Bisnis.com, JAKARTA - Masyarakat Kereta Api Indonesia (Maska) menilai investasi pembangunan jalan rel dan sarana perkeretaapian perlu insentif lain dengan pengadaan properti yang dapat menutupi ongkos pembangunan rel.
Ketua Umum Maska Hermanto Dwiyatmoko menyarankan perlu ada insentif lain bagi swasta yang terlibat dalam pembangunan rel kereta api. Insentif tersebut dapat berupa pajak maupun pembangunan bisnis lain.
"Menurut saya perlu ada insentif lain, misalnya pajak, ada bisnis lain yg terkait. Contoh di Jepang, beberapa Department Store punya jalur kereta api sehingga bisa subsidi silang," katanya kepada Bisnis, Selasa (18/6/2019).
Pasalnya, menurutnya, investasi hanya dari hasil aktivitas transportasi seperti jumlah penumpang tidak layak secara finansial. Dia merujuk pada angkutan perkotaan berbasis rel seperti MRT, LRT, dan KCI dibangun dengan investasi dari pemerintah atau pemerintah daerah (pemda), sedangkan swasta belum sanggup membuat investasi yang dinilai tidak layak tersebut.
Hermanto menuturkan, perlu dihitung benar kelayakannya, pendapatan dari bisnis non-KA, misalnya mal dan transit oreiented development (TOD) dapat menyubsidi biaya operasional kereta api.
"Investasi pembangunan jalan rel dan pengadaan sarana memerlukan anggaran yang cukup besar. Di samping itu pengembaliannya juga lama, karena kita tidak dapat menetapkan tarif yang tinggi, sehingga di manapun pembangunan perkeretaapian untuk angkutan penumpang baik perkotaan maupun antarkota selalu tidak layak secara finansial artinya pendapatan tidak dapat menutupi biaya pembangunan dan operasional," paparnya.
Dengan demikian, praktik yang terjadi biasanya jalan rel dibangun pemerintah dan operasinya bisa dilelangkan kepada operator BUMN, BUMD atau swasta.
Direktur Jenderal Perkeretaapian (DJKA) Kementerian Perhubungan (Kemenhub) Zulfikri menuturkan, ke depan pembangunan rel kereta api akan diupayakan lebih banyak melibatkan swasta, terutama untuk rel yang ada di wilayah perkotaan.

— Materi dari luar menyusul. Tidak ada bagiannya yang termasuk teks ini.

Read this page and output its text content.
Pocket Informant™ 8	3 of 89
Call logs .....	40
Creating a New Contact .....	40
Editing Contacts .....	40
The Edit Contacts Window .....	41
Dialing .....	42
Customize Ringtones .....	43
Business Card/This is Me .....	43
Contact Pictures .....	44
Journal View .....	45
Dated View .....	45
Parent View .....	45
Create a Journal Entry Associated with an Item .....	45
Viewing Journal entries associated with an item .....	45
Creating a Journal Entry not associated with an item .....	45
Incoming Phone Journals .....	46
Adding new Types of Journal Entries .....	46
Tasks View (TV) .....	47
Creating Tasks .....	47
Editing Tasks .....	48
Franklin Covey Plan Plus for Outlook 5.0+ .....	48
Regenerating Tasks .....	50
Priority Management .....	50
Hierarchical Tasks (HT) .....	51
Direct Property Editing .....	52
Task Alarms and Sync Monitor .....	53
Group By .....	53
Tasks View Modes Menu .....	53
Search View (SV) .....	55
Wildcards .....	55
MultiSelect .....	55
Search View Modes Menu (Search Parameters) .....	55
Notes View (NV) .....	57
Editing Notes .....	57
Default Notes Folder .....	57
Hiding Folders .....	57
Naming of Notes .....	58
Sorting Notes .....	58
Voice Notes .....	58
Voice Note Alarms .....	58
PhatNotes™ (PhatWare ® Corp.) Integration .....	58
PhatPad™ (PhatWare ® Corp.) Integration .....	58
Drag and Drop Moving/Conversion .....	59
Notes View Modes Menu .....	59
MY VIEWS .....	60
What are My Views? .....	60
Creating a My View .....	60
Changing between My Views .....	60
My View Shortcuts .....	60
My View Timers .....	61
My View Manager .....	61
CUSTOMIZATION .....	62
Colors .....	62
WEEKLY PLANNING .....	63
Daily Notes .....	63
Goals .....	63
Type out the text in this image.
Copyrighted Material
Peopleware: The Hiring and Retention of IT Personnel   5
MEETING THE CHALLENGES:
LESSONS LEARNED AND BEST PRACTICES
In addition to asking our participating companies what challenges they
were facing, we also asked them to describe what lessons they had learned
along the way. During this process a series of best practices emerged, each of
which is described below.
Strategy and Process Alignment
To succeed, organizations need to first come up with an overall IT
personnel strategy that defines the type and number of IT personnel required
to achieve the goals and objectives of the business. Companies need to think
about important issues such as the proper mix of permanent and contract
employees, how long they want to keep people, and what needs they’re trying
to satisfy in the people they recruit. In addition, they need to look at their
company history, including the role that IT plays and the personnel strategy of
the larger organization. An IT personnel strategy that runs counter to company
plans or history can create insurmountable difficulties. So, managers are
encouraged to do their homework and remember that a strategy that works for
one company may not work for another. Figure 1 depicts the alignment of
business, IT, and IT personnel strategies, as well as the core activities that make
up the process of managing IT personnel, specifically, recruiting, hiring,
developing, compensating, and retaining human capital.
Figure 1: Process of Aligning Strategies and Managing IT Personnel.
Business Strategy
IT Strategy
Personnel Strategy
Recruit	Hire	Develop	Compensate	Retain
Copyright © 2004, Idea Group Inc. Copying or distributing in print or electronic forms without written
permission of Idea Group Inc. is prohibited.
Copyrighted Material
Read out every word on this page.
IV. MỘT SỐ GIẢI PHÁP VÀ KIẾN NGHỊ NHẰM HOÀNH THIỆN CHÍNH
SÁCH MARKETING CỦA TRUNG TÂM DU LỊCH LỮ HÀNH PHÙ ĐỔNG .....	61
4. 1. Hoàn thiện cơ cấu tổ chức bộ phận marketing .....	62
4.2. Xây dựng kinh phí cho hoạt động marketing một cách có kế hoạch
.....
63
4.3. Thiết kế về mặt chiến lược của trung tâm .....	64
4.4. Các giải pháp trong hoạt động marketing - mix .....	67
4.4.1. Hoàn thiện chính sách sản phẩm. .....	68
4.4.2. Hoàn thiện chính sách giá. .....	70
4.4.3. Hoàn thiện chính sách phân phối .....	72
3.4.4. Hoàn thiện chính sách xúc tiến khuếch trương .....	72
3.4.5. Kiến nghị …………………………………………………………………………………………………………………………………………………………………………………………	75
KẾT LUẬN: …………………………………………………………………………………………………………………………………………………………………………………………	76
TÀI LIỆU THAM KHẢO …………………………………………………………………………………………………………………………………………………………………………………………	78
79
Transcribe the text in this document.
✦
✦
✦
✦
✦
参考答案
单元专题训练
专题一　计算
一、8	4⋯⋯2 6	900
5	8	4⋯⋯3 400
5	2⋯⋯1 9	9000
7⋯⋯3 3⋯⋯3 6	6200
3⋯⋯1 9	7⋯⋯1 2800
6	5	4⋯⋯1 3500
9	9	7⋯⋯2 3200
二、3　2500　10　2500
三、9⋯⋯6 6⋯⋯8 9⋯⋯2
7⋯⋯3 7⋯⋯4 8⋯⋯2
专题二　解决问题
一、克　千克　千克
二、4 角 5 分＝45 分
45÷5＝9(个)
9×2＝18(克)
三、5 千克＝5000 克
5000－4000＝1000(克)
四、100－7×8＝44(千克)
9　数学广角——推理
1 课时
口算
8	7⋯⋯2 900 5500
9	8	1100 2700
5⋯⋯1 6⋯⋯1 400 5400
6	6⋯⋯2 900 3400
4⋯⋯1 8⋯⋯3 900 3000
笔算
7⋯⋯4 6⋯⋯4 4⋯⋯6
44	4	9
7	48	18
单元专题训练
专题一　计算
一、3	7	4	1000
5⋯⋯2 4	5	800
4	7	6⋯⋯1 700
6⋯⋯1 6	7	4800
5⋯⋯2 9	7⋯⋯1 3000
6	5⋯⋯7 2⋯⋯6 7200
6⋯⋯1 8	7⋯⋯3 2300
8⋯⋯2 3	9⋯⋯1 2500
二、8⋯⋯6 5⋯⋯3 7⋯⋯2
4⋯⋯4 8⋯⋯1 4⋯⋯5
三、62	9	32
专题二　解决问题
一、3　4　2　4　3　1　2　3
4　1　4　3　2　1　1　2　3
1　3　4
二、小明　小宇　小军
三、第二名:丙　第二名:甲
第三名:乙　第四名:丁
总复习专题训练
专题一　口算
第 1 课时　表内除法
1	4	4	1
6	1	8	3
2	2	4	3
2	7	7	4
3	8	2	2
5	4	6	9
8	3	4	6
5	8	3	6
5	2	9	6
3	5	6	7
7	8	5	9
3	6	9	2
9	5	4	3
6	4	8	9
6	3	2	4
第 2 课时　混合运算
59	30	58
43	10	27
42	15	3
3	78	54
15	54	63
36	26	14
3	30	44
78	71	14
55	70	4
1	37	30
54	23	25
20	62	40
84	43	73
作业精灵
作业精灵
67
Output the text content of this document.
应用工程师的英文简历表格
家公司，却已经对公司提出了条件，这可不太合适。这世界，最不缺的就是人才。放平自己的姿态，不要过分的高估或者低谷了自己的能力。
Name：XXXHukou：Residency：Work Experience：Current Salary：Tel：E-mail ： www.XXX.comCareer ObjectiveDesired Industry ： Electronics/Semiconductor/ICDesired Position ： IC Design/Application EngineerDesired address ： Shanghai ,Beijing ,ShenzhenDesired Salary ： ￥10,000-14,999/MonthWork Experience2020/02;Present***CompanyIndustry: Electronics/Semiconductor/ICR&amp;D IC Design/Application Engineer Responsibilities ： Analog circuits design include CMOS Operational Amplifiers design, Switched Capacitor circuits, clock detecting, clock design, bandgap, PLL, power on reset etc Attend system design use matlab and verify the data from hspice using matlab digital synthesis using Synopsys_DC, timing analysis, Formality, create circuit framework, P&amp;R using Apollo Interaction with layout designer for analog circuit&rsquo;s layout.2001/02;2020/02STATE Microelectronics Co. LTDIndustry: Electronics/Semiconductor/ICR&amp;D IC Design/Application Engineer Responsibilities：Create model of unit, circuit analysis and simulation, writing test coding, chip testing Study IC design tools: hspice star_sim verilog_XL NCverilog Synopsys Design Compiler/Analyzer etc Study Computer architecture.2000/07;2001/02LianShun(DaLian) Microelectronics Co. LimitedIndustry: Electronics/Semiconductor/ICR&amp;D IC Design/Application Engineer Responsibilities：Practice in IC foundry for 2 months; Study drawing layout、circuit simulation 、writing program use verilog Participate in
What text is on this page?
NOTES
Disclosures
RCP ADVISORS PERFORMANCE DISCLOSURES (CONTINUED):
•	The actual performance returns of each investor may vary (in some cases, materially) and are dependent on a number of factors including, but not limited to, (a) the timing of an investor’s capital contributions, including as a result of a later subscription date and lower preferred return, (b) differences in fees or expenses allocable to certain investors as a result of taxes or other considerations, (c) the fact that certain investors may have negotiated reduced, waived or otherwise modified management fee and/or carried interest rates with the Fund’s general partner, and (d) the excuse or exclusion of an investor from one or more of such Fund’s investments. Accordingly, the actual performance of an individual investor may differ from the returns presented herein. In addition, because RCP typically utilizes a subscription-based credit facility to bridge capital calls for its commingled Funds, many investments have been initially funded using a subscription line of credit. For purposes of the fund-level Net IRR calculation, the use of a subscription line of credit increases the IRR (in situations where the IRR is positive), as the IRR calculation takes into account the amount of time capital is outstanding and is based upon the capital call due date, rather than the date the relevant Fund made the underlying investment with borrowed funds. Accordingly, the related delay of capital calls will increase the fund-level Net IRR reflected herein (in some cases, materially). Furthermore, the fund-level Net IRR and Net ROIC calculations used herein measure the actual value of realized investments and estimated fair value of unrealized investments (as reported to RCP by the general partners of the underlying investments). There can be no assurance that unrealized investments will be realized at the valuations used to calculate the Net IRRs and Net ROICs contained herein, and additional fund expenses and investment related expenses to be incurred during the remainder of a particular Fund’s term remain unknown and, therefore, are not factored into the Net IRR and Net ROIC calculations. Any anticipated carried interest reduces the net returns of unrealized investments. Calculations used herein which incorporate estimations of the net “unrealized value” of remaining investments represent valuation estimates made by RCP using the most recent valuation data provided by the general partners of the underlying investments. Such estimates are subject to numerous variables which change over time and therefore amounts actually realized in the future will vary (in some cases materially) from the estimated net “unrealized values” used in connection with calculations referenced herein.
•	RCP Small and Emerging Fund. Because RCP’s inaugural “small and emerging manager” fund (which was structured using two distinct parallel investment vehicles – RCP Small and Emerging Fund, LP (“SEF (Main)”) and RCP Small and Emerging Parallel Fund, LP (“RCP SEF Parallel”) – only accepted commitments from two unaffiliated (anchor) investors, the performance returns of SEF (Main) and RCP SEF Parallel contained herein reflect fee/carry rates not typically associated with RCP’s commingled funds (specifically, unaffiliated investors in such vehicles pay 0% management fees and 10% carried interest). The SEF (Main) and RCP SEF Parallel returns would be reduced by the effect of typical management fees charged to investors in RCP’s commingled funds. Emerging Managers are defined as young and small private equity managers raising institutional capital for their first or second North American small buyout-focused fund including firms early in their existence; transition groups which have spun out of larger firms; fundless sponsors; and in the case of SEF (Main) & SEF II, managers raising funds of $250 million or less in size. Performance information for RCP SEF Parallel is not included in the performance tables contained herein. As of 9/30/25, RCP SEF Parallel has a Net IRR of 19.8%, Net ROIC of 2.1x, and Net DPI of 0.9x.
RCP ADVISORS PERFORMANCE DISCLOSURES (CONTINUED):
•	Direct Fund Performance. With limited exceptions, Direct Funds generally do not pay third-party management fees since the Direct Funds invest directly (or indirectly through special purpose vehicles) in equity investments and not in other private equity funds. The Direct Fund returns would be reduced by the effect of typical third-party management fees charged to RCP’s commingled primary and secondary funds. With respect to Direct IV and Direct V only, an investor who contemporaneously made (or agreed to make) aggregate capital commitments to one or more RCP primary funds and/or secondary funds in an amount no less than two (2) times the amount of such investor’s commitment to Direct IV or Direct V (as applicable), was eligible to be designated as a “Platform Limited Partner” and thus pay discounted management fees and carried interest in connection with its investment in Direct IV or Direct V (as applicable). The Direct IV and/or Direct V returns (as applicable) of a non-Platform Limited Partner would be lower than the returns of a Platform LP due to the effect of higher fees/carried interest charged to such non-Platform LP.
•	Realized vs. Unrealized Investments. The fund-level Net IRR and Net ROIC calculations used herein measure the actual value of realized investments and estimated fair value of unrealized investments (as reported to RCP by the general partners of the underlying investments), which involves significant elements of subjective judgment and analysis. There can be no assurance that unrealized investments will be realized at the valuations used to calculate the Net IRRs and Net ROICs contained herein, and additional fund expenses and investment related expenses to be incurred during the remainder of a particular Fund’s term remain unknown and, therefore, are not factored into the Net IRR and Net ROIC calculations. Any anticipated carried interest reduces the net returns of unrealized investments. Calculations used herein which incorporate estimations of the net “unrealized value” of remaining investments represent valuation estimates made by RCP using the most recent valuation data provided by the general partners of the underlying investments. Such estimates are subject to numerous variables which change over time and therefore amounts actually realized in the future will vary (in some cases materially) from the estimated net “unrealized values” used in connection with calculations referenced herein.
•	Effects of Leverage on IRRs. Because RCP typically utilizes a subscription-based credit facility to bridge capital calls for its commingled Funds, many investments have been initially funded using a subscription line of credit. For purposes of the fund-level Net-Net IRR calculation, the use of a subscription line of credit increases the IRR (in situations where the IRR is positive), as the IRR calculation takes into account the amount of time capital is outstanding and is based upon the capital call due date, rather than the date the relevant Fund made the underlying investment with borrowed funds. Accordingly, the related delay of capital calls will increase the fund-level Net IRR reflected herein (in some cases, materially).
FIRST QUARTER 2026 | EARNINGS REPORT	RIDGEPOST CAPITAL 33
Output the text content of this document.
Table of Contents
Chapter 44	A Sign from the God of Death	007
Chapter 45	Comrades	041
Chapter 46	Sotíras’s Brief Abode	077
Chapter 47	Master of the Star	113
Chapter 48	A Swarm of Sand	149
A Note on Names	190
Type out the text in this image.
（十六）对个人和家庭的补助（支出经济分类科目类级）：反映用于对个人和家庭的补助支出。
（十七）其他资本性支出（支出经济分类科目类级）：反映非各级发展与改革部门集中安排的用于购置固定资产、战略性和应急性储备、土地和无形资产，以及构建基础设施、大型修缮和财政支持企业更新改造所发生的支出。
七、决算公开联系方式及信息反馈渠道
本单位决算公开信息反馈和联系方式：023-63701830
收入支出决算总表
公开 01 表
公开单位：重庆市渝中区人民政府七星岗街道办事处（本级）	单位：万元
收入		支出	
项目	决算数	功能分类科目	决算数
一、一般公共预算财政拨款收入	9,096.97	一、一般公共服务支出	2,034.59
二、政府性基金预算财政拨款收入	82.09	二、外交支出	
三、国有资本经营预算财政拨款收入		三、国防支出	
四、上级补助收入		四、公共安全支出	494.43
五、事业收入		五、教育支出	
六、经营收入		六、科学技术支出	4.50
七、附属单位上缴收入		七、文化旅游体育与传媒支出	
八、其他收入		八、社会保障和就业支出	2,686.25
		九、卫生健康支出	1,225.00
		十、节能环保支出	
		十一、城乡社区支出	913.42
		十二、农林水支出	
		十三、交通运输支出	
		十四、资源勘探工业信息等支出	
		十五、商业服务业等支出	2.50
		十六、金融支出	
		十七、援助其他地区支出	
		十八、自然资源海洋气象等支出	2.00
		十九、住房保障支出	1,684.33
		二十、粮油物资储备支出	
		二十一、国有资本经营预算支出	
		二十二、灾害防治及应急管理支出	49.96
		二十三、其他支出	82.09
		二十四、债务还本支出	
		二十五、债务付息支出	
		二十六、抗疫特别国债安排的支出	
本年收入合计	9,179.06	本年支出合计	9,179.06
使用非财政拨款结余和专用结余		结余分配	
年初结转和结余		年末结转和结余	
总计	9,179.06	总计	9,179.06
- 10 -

"Kami coba revisi lagi. Artinya, APBN masih tetap dibutuhkan, masih perlu mendominasi APBN sekitar 60:40, tapi kalau untuk di perkotaan kami mendorong KPBU, karena memang kereta api ini mahal pembangunannya kalau untuk antarkota kita akan menyelesaikan yang deadlock-deadlock itu, selebihnya kita mengundang investasi pendanaan-pendanaan alternatif," katanya.
Di sisi lain, lembaga riset global Jones Lang Lasalle (JLL) menyebutkan bahwa saat ini, 4 miliar orang di seluruh dunia tinggal di kota besar. Jumlah itu diprediksi bisa terus naik hngga 54% pada 2050, menjadi 68% populasi global tinggal di perkotaan.
Di kota-kota besar seperti London, pasok rumah terus berkurang, disebabkan olek kurangnya lahan yang tersedia untuk pembangunan. Namun, masih ada sejumlah besar ruang di atas jalur kereta api terbuka kota yang kurang dimanfaatkan dan dapat digunakan untuk membangun lebih dari 280.000 rumah.
Oleh karenanya, saat ini di London tengah berlangsung pengembangan Tower Bridge untuk membangun jalur kereta api aktif di sekitar rel stasiun di Clapham Junction, Victoria, dan Willesden Junction.
Selain itu, pengembang di Australia juga mulai berfokus mengembangkan properti di ruang atas jalur kereta Sydney dan Melbourne untuk membangun hunian high rise semacam apartemen, taman, bahkan stadion olahraga.
Sementara itu, di New York, proyek Hudson Yards seluas 26 hektare, lengkap dengan 17 juta kaki persegi bangunan, dibangun di atas lebih dari 30 jalur kereta api aktif.